Imam Nawawi rahimahullah menjelaskan, “Rasulullah shallallahu ‘alaihi wa sallam menyebutkan di antara kelima orang kaya yang berhak menerima zakat adalah mujahid, dan di antara ashnaf tsamaniyah tidak ada yang diberi zakat karena statusnya sebagai pejuang, selain yang kita beri dari jatah fi sabilillah Ta’ala.”
Pendapat kedua: Fii sabilillah mencakup jihad dengan berperang di jalan Allah, ibadah haji dan umrah. Ini adalah pendapat dari ‘Abdullah bin ‘Abbas, Ibnu ‘Umar, Hudzaifah bin Al-Yaman radhiyallahu ‘anhum. Para sahabat berpendapat demikian dan tidak ada yang menyelisihinya. Inilah pendapat Abu ‘Ubaid Al-Qasim bin Salam, Al-Hasan Al-Bashri, Ishaq bin Rahuyah, dan salah satu pendapat dari Imam Ahmad.
Pendapat ketiga: Fii sabilillah adalah menuntut ilmu. Ini ada dalam fatawa Zhahiriyyah, juga di Hasyiyah Ibni ‘Abidin, dan Al-Marghinani.
Pendapat keempat: Fii sabilillah adalah jihad fii sabilillah dalam makna yang lebih umum, sehingga mencakup segala upaya untuk memperjuangkan Islam, menegakkan Islam di muka bumi, baik dengan angkat senjata, atau dengan tulisan, atau lisan. Hal ini mencakup segala bentuk jihad, yaitu jihad lewat pemikiran, pendidikan, hingga strategi.

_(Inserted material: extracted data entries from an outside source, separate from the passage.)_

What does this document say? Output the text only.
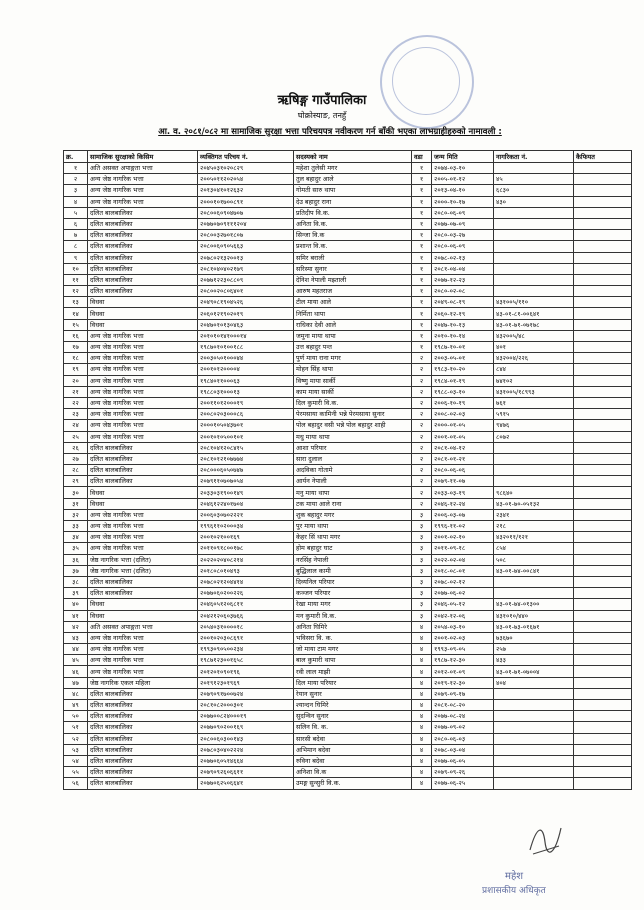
ऋषिङ्ग गाउँपालिका
घोक्रोस्याङ, तनहुँ
आ. व. २०८१/०८२ मा सामाजिक सुरक्षा भत्ता परिचयपत्र नवीकरण गर्न बाँकी भएका लाभग्राहीहरुको नामावली :
क्र.	सामाजिक सुरक्षाको किसिम	व्यक्तिगत परिचय नं.	सदस्यको नाम	वडा	जन्म मिति	नागरिकता नं.	कैफियत
१	अति असक्त अपाङ्गता भत्ता	२०४५०३१०२०८२९	महेशा तुलेसी मगर	१	२०७४-०३-१०		
२	अन्य जेष्ठ नागरिक भत्ता	२००५०११२०२०५४	तुल बहादुर आले	१	२००५-०१-१२	४५	
३	अन्य जेष्ठ नागरिक भत्ता	२०१३०४१०१२६३२	गोमती सारु थापा	१	२०१३-०४-१०	६८३०	
४	अन्य जेष्ठ नागरिक भत्ता	२०००१०१७००८९१	देउ बहादुर राना	१	२०००-१०-१७	४३०	
५	दलित बालबालिका	२०८००६०९०४७०७	प्रतिदीप वि.क.	१	२०८०-०६-०९		
६	दलित बालबालिका	२०७७०७०९१११२०४	अनिता वि.क.	१	२०७७-०७-०९		
७	दलित बालबालिका	२०८००३२७०१८०७	सिन्जा वि.क	१	२०८०-०३-२७		
८	दलित बालबालिका	२०८००६०९०५६६३	प्रशान्त वि.क.	१	२०८०-०६-०९		
९	दलित बालबालिका	२०७८०२१३२००१३	समिर बराली	१	२०७८-०२-१३		
१०	दलित बालबालिका	२०८१०४०४०२१७९	सरिस्मा सुनार	१	२०८१-०४-०४		
११	दलित बालबालिका	२०७७१२२३०८८०९	देनिश नेपाली मझ्ताली	१	२०७७-१२-२३		
१२	दलित बालबालिका	२०८००२०८०६४०१	आरुष महतराज	१	२०८०-०२-०८		
१३	विधवा	२०४९०८१९०४५२६	टील माया आले	१	२०४९-०८-१९	४३१००५/११०	
१४	विधवा	२०६०१२१९०२०१९	निर्मिता थापा	१	२०६०-१२-१९	४३-०१-८१-००६४१	
१५	विधवा	२०४७०१०१३०४६३	राधिका देवी आले	१	२०४७-१०-१३	४३-०१-७१-०७१७८	
१६	अन्य जेष्ठ नागरिक भत्ता	२०१०१०१४१०००१४	जमुना माया थापा	१	२०१०-१०-१४	४३२००५/४८	
१७	अन्य जेष्ठ नागरिक भत्ता	१९८७०१०१००१८८	उत्त बहादुर पन्त	१	१९८७-१०-०१	४०१	
१८	अन्य जेष्ठ नागरिक भत्ता	२००३०५०१०००४४	पुर्ण माया राना मगर	२	२००३-०५-०१	४३२००४/२२६	
१९	अन्य जेष्ठ नागरिक भत्ता	२००१०१२००००४	मोहन सिंह थापा	२	१९८३-१०-२०	८४४	
२०	अन्य जेष्ठ नागरिक भत्ता	१९८४०११०००६३	विष्णु माया सार्की	२	१९८४-०१-१९	७४१०२	
२१	अन्य जेष्ठ नागरिक भत्ता	१९८८०३१०००१३	काम माया सार्की	२	१९८८-०३-१०	४३१००५/१८९९३	
२२	अन्य जेष्ठ नागरिक भत्ता	२००११०१२०००१९	दिल कुमारी वि.क.	२	२००६-१०-१९	७६१	
२३	अन्य जेष्ठ नागरिक भत्ता	२००८०२०३०००८६	पेरमसाया कामिनी भन्ने पेरमसाया सुनार	२	२००८-०२-०३	५९१५	
२४	अन्य जेष्ठ नागरिक भत्ता	२०००१०५०४३७०१	पोल बहादुर वसी भन्ने पोल बहादुर शाही	२	२०००-०१-०५	९४७६	
२५	अन्य जेष्ठ नागरिक भत्ता	२००१०१०५००१०१	मधु माया थापा	२	२००१-०१-०५	८०७२	
२६	दलित बालबालिका	२०८१०४१२०८४१५	आशा परियार	२	२०८१-०४-१२		
२७	दलित बालबालिका	२०८१०१२१०७७७४	सारा दुलाल	२	२०८१-०१-२१		
२८	दलित बालबालिका	२०८०००६०५०७४७	अदविका गोतामे	२	२०८०-०६-०६		
२९	दलित बालबालिका	२०७९११०७०७०५४	आर्यन नेपाली	२	२०७९-११-०७		
३०	विधवा	२०३३०३१९००१४९	मनु माया थापा	२	२०३३-०३-१९	९८६४०	
३१	विधवा	२०४६१२२४०१७०४	टक माया आले राना	२	२०४६-१२-२४	४३-०१-७०-०५१३२	
३२	अन्य जेष्ठ नागरिक भत्ता	२००६०३०७०२२२१	शुक बहादुर मगर	३	२००६-०३-०७	२३४१	
३३	अन्य जेष्ठ नागरिक भत्ता	१९९६११०२०००३४	पुर माया थापा	३	१९९६-११-०२	२१८	
३४	अन्य जेष्ठ नागरिक भत्ता	२००१०२१००१६९	केहर सिं थापा मगर	३	२००१-०२-१०	४३२०११/१२१	
३५	अन्य जेष्ठ नागरिक भत्ता	२०११०९१८००१७८	होम बहादुर घाट	३	२०११-०९-१८	८५४	
३६	जेष्ठ नागरिक भत्ता (दलित)	२०२२०२०४०८२१४	नरसिंह नेपाली	३	२०२२-०२-०४	५०८	
३७	जेष्ठ नागरिक भत्ता (दलित)	२०१८०८०१०४९३	बुद्धिलाल कामी	३	२०१८-०८-०१	४३-०१-७४-००८४१	
३८	दलित बालबालिका	२०७८०२१२०४४१४	दिव्यनिल परियार	३	२०७८-०२-१२		
३९	दलित बालबालिका	२०७७०६०२००२२६	कञ्जन परियार	३	२०७७-०६-०२		
४०	विधवा	२०४६०५१२०६८११	रेखा माया मगर	३	२०४६-०५-१२	४३-०१-७४-०१३००	
४१	विधवा	२०४२१२०६०३७६६	मन कुमारी वि.क.	३	२०४२-१२-०६	४३१०१०/४४०	
४२	अति असक्त अपाङ्गता भत्ता	२०५४०३१००००१८	अनिता घिमिरे	४	२०५४-०३-१०	४३-०१-७३-०१६७१	
४३	अन्य जेष्ठ नागरिक भत्ता	२००१०२०३०८६९१	भविसरा वि. क.	४	२००१-०२-०३	७३६७०	
४४	अन्य जेष्ठ नागरिक भत्ता	१९९३०९०५००२३४	जो माया टाम मगर	४	१९९३-०९-०५	२५७	
४५	अन्य जेष्ठ नागरिक भत्ता	१९८७१२३००१६५८	बाल कुमारी थापा	४	१९८७-१२-३०	४३३	
४६	अन्य जेष्ठ नागरिक भत्ता	२०१२०१०९०१९६	रवी लाल माझी	४	२०१२-०१-०९	४३-०१-७१-०७००४	
४७	जेष्ठ नागरिक एकल महिला	२०१९१२३०१९६९	दिल माया परियार	४	२०१९-१२-३०	४०४	
४८	दलित बालबालिका	२०७९०९१७००७२४	रेयान सुनार	४	२०७९-०९-१७		
४९	दलित बालबालिका	२०८१०८२०००३०१	श्यान्दन घिमिरे	४	२०८१-०८-२०		
५०	दलित बालबालिका	२०७७००८२४०००१९	सुदन्विन सुनार	४	२०७७-०८-२४		
५१	दलित बालबालिका	२०७७०९०२००१६९	सलिन वि. क.	४	२०७७-०९-०२		
५२	दलित बालबालिका	२०८००६०३००१४३	सारसी बदेवा	४	२०८०-०६-०३		
५३	दलित बालबालिका	२०७८०३०४०२२२४	अभिमान बदेवा	४	२०७८-०३-०४		
५४	दलित बालबालिका	२०७७०६०५१४६६४	रुविना बदेवा	४	२०७७-०६-०५		
५५	दलित बालबालिका	२०७९०९२६०६६११	अनिशा वि.क	४	२०७९-०९-२६		
५६	दलित बालबालिका	२०७७०६२५०६६४१	उमङ्ग सुन्सुरी वि.क.	४	२०७७-०६-२५		
महेश
प्रशासकीय अधिकृत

Pendapat ini menjadi pendapat dalam keputusan Al-Majma’ Al-Fiqhi Al-Islami dan An-Nadwah Al-‘Ula li Qadhaya Az-Zakah Al-Mu’ashirah. Ulama yang berpandangan seperti ini pula adalah Syaikh Muhammad bin Ibrahim Alu Syaikh (mufti Kerajaan Saudi Arabia di masa silam).

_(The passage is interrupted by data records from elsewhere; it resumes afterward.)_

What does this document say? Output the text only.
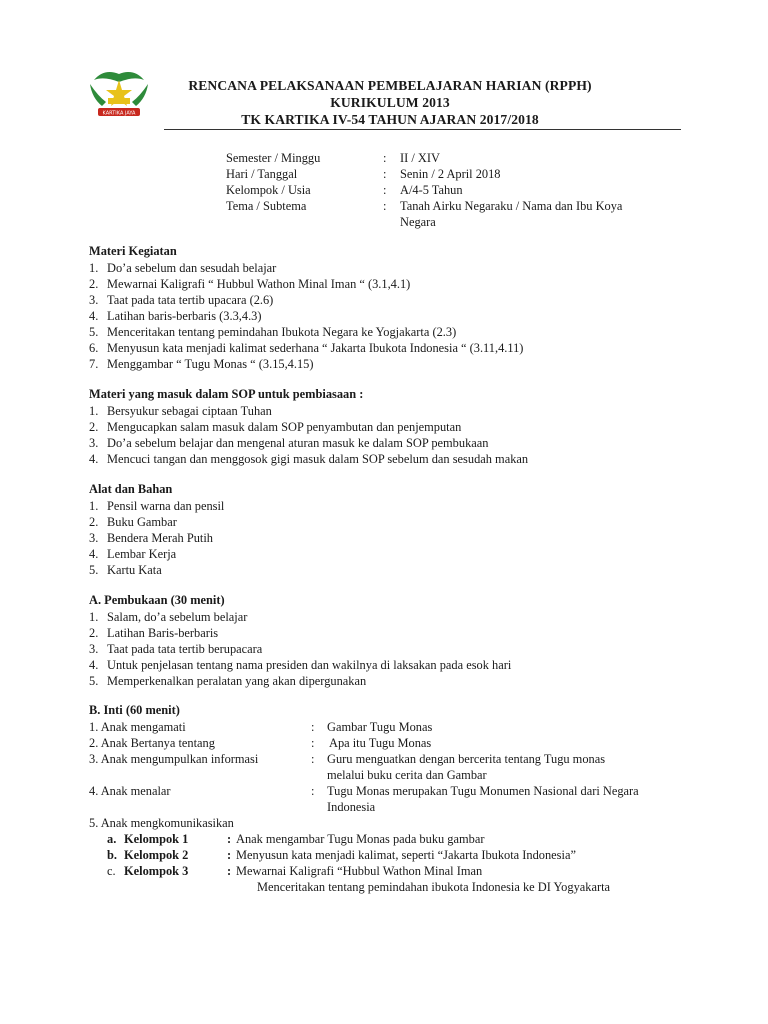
KARTIKA JAYA
RENCANA PELAKSANAAN PEMBELAJARAN HARIAN (RPPH)
KURIKULUM 2013
TK KARTIKA IV-54 TAHUN AJARAN 2017/2018
Semester / Minggu	: II / XIV
Hari / Tanggal	: Senin / 2 April 2018
Kelompok / Usia	: A/4-5 Tahun
Tema / Subtema	: Tanah Airku Negaraku / Nama dan Ibu Koya
Negara
Materi Kegiatan
1. Do’a sebelum dan sesudah belajar
2. Mewarnai Kaligrafi “ Hubbul Wathon Minal Iman “ (3.1,4.1)
3. Taat pada tata tertib upacara (2.6)
4. Latihan baris-berbaris (3.3,4.3)
5. Menceritakan tentang pemindahan Ibukota Negara ke Yogjakarta (2.3)
6. Menyusun kata menjadi kalimat sederhana “ Jakarta Ibukota Indonesia “ (3.11,4.11)
7. Menggambar “ Tugu Monas “ (3.15,4.15)
Materi yang masuk dalam SOP untuk pembiasaan :
1. Bersyukur sebagai ciptaan Tuhan
2. Mengucapkan salam masuk dalam SOP penyambutan dan penjemputan
3. Do’a sebelum belajar dan mengenal aturan masuk ke dalam SOP pembukaan
4. Mencuci tangan dan menggosok gigi masuk dalam SOP sebelum dan sesudah makan
Alat dan Bahan
1. Pensil warna dan pensil
2. Buku Gambar
3. Bendera Merah Putih
4. Lembar Kerja
5. Kartu Kata
A. Pembukaan (30 menit)
1. Salam, do’a sebelum belajar
2. Latihan Baris-berbaris
3. Taat pada tata tertib berupacara
4. Untuk penjelasan tentang nama presiden dan wakilnya di laksakan pada esok hari
5. Memperkenalkan peralatan yang akan dipergunakan
B. Inti (60 menit)
1. Anak mengamati	: Gambar Tugu Monas
2. Anak Bertanya tentang	: Apa itu Tugu Monas
3. Anak mengumpulkan informasi	: Guru menguatkan dengan bercerita tentang Tugu monas
melalui buku cerita dan Gambar
4. Anak menalar	: Tugu Monas merupakan Tugu Monumen Nasional dari Negara
Indonesia
5. Anak mengkomunikasikan
a. Kelompok 1	: Anak mengambar Tugu Monas pada buku gambar
b. Kelompok 2	: Menyusun kata menjadi kalimat, seperti “Jakarta Ibukota Indonesia”
c. Kelompok 3	: Mewarnai Kaligrafi “Hubbul Wathon Minal Iman
Menceritakan tentang pemindahan ibukota Indonesia ke DI Yogyakarta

Pendapat kelima: Fii sabilillah mencakup semua bentuk amal kebajikan yang mendekatkan diri kepada Allah. Di dalamnya termasuk untuk perang, haji, umrah, membangun masjid, jembatan, panti asuhan anak yatim, mengafani jenazah, mencetak mushaf, mencetak kitab hadits, mencetak buku-buku ilmu agama, memperbanyak rekaman kaset untuk disebar, membiayai para dai ilallah yang sibuk berdakwah, lembaga tahfizh Al-Qur’an. Pendapat terakhir adalah pendapat kebanyakan ulama saat ini.

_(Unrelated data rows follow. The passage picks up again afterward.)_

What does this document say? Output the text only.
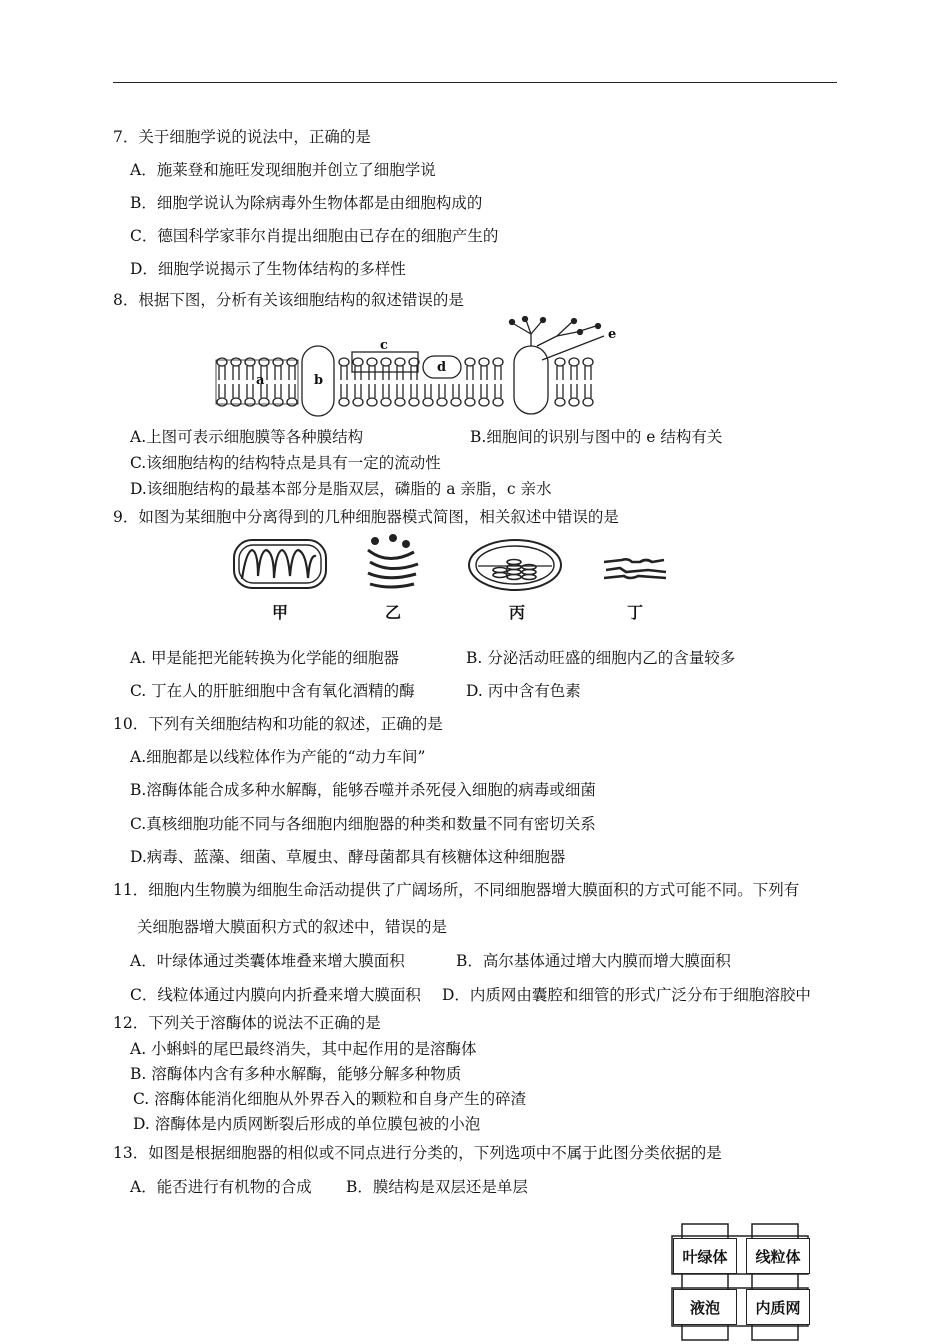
7．关于细胞学说的说法中，正确的是
A．施莱登和施旺发现细胞并创立了细胞学说
B．细胞学说认为除病毒外生物体都是由细胞构成的
C．德国科学家菲尔肖提出细胞由已存在的细胞产生的
D．细胞学说揭示了生物体结构的多样性
8．根据下图，分析有关该细胞结构的叙述错误的是
a	b
c
d
e
A.上图可表示细胞膜等各种膜结构	B.细胞间的识别与图中的 e 结构有关
C.该细胞结构的结构特点是具有一定的流动性
D.该细胞结构的最基本部分是脂双层，磷脂的 a 亲脂，c 亲水
9．如图为某细胞中分离得到的几种细胞器模式简图，相关叙述中错误的是
甲	乙	丙	丁
A. 甲是能把光能转换为化学能的细胞器	B. 分泌活动旺盛的细胞内乙的含量较多
C. 丁在人的肝脏细胞中含有氧化酒精的酶	D. 丙中含有色素
10．下列有关细胞结构和功能的叙述，正确的是
A.细胞都是以线粒体作为产能的“动力车间”
B.溶酶体能合成多种水解酶，能够吞噬并杀死侵入细胞的病毒或细菌
C.真核细胞功能不同与各细胞内细胞器的种类和数量不同有密切关系
D.病毒、蓝藻、细菌、草履虫、酵母菌都具有核糖体这种细胞器
11．细胞内生物膜为细胞生命活动提供了广阔场所，不同细胞器增大膜面积的方式可能不同。下列有
关细胞器增大膜面积方式的叙述中，错误的是
A．叶绿体通过类囊体堆叠来增大膜面积	B．高尔基体通过增大内膜而增大膜面积
C．线粒体通过内膜向内折叠来增大膜面积 D．内质网由囊腔和细管的形式广泛分布于细胞溶胶中
12．下列关于溶酶体的说法不正确的是
A. 小蝌蚪的尾巴最终消失，其中起作用的是溶酶体
B. 溶酶体内含有多种水解酶，能够分解多种物质
C. 溶酶体能消化细胞从外界吞入的颗粒和自身产生的碎渣
D. 溶酶体是内质网断裂后形成的单位膜包被的小泡
13．如图是根据细胞器的相似或不同点进行分类的，下列选项中不属于此图分类依据的是
A．能否进行有机物的合成 B．膜结构是双层还是单层
叶绿体	线粒体
液泡	内质网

Makna Fii Sabilillah dari Hadits Nabi, Jelas Sekali
Pendapat pertama adalah pendapat jumhur ulama yang sudah biasa ditemukan dalam kitab fikih klasik. Pendapat kedua adalah pendapat sebagian pakar fikih. Pendapat ketiga sudah termasuk pada pendapat kelima. Pendapat yang lebih kuat dalam hal ini adalah fii sabilillah yaitu segala cara untuk menegakkan kalimatullah, yaitu membuat dakwah Islam terjaga.
Definisi fii sabilillah sangat jelas diterangkan pada hadits berikut ini.
Dari Abu Musa Al-Asy’ari radhiyallahu ‘anhu, ia berkata ada seseorang yang mendatangi Rasulullah shallallahu ‘alaihi wa sallam, ia berkata, “Ada seseorang yang berperang karena alasan fanatisme kelompok, ada juga yang karena riyak (ingin mendapatkan pujian). Lalu apa sebenarnya yang dimaksudkan dengan fii sabilillah?” Nabi shallallahu ‘alaihi wa sallam bersabda,
مَنْ قَاتَلَ لِتَكُوْنَ كَلِمَةُ اللهِ هِيَ العُلْيَا فَهُوَ فِي سَبِيْلِ اللهِ
“Siapa pun yang berperang agar kalimatullah menjadi tinggi atau mulia, maka ia berperang di jalan Allah.” (Muttafaqun ‘alaih. HR. Bukhari, no. 123 dan Muslim, no. 1904).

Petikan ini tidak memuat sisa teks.